Elisa vacilaba al hablar, no parecía estar segura de si podía o no usar el tú de confianza. Solo entonces él se dio cuenta de que ni siquiera se había presentado a la joven.

—¿Dónde está tu hermano? Se llama Poldi, ¿no es cierto?

—En realidad, no es mi hermano. Dije eso únicamente para ayudarlo. Pero sí, se llama Poldi.

—Y yo me llamo Cornelius Suckow —respondió él escuetamente.

Los dos estaban de pie, uno al lado del otro, muy rectos. La trenza de Elisa había seguido deshaciéndose. El viento removía su cabello, lo alzaba en vertical hacia arriba y luego le golpeaba la cara con él.

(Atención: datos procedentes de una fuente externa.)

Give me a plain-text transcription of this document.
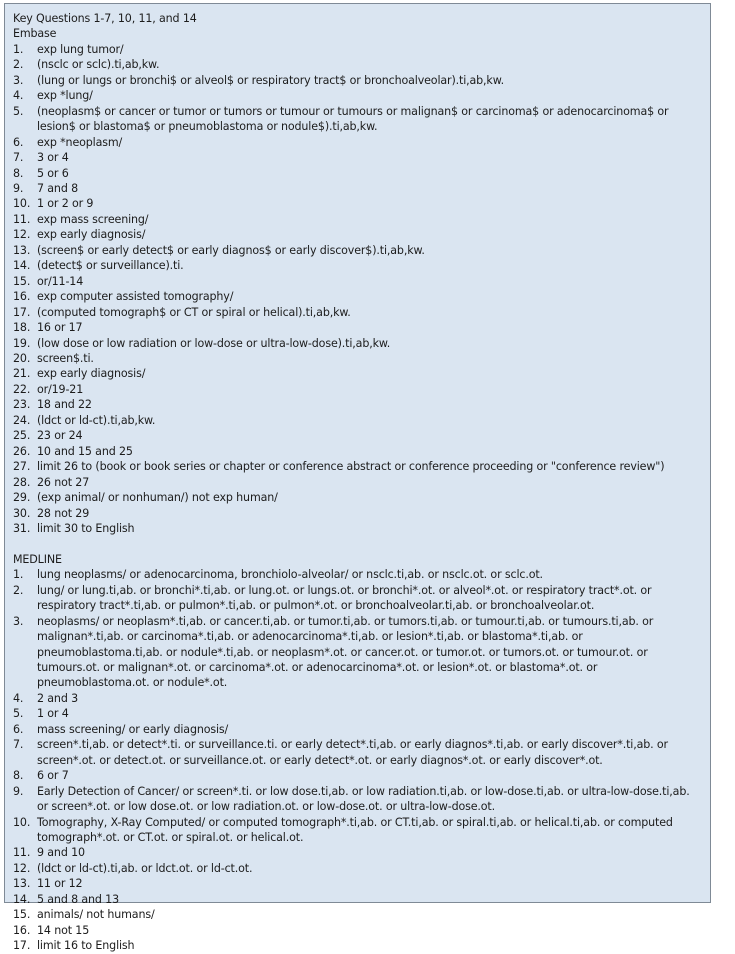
Key Questions 1-7, 10, 11, and 14

Embase

1.	exp lung tumor/
2.	(nsclc or sclc).ti,ab,kw.
3.	(lung or lungs or bronchi$ or alveol$ or respiratory tract$ or bronchoalveolar).ti,ab,kw.
4.	exp *lung/
5.	(neoplasm$ or cancer or tumor or tumors or tumour or tumours or malignan$ or carcinoma$ or adenocarcinoma$ or lesion$ or blastoma$ or pneumoblastoma or nodule$).ti,ab,kw.
6.	exp *neoplasm/
7.	3 or 4
8.	5 or 6
9.	7 and 8
10. 1 or 2 or 9
11. exp mass screening/
12. exp early diagnosis/
13. (screen$ or early detect$ or early diagnos$ or early discover$).ti,ab,kw.
14. (detect$ or surveillance).ti.
15. or/11-14
16. exp computer assisted tomography/
17. (computed tomograph$ or CT or spiral or helical).ti,ab,kw.
18. 16 or 17
19. (low dose or low radiation or low-dose or ultra-low-dose).ti,ab,kw.
20. screen$.ti.
21. exp early diagnosis/
22. or/19-21
23. 18 and 22
24. (ldct or ld-ct).ti,ab,kw.
25. 23 or 24
26. 10 and 15 and 25
27. limit 26 to (book or book series or chapter or conference abstract or conference proceeding or "conference review")
28. 26 not 27
29. (exp animal/ or nonhuman/) not exp human/
30. 28 not 29
31. limit 30 to English

MEDLINE

1.	lung neoplasms/ or adenocarcinoma, bronchiolo-alveolar/ or nsclc.ti,ab. or nsclc.ot. or sclc.ot.
2.	lung/ or lung.ti,ab. or bronchi*.ti,ab. or lung.ot. or lungs.ot. or bronchi*.ot. or alveol*.ot. or respiratory tract*.ot. or respiratory tract*.ti,ab. or pulmon*.ti,ab. or pulmon*.ot. or bronchoalveolar.ti,ab. or bronchoalveolar.ot.
3.	neoplasms/ or neoplasm*.ti,ab. or cancer.ti,ab. or tumor.ti,ab. or tumors.ti,ab. or tumour.ti,ab. or tumours.ti,ab. or malignan*.ti,ab. or carcinoma*.ti,ab. or adenocarcinoma*.ti,ab. or lesion*.ti,ab. or blastoma*.ti,ab. or pneumoblastoma.ti,ab. or nodule*.ti,ab. or neoplasm*.ot. or cancer.ot. or tumor.ot. or tumors.ot. or tumour.ot. or tumours.ot. or malignan*.ot. or carcinoma*.ot. or adenocarcinoma*.ot. or lesion*.ot. or blastoma*.ot. or pneumoblastoma.ot. or nodule*.ot.
4.	2 and 3
5.	1 or 4
6.	mass screening/ or early diagnosis/
7.	screen*.ti,ab. or detect*.ti. or surveillance.ti. or early detect*.ti,ab. or early diagnos*.ti,ab. or early discover*.ti,ab. or screen*.ot. or detect.ot. or surveillance.ot. or early detect*.ot. or early diagnos*.ot. or early discover*.ot.
8.	6 or 7
9.	Early Detection of Cancer/ or screen*.ti. or low dose.ti,ab. or low radiation.ti,ab. or low-dose.ti,ab. or ultra-low-dose.ti,ab. or screen*.ot. or low dose.ot. or low radiation.ot. or low-dose.ot. or ultra-low-dose.ot.
10. Tomography, X-Ray Computed/ or computed tomograph*.ti,ab. or CT.ti,ab. or spiral.ti,ab. or helical.ti,ab. or computed tomograph*.ot. or CT.ot. or spiral.ot. or helical.ot.
11. 9 and 10
12. (ldct or ld-ct).ti,ab. or ldct.ot. or ld-ct.ot.
13. 11 or 12
14. 5 and 8 and 13
15. animals/ not humans/
16. 14 not 15
17. limit 16 to English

Con gesto rápido, ella alzó la mano para arreglárselo, pero la brisa del mar se mostró mucho más pertinaz, de modo que la joven acabó desistiendo. Bajo los efectos del aire fresco, sus mejillas ardían y la luz, que, cada vez más suave, iba pasando de un dorado chillón e hiriente a un rojizo cálido, le brillaba en los ojos.

¿Qué edad podría tener la muchacha? ¿Dieciséis o tal vez diecisiete años?

—Tú y tu tío… vais camino de Chile, ¿verdad?

La joven se mordió los labios y el color rojo de su cara se intensificó.

—¡Vaya! ¡Qué pregunta tan estúpida! —se le escapó a Elisa—. ¿Acaso estaríais en el Hermann III si no partierais para Chile?

Ella negó con la cabeza, como si no fuera la primera vez que se enfadaba por el poco dominio con que las palabras salían a borbotones de su boca. Él rio y, como alguien que sopesaba cada sílaba que decía, la encontró refrescante.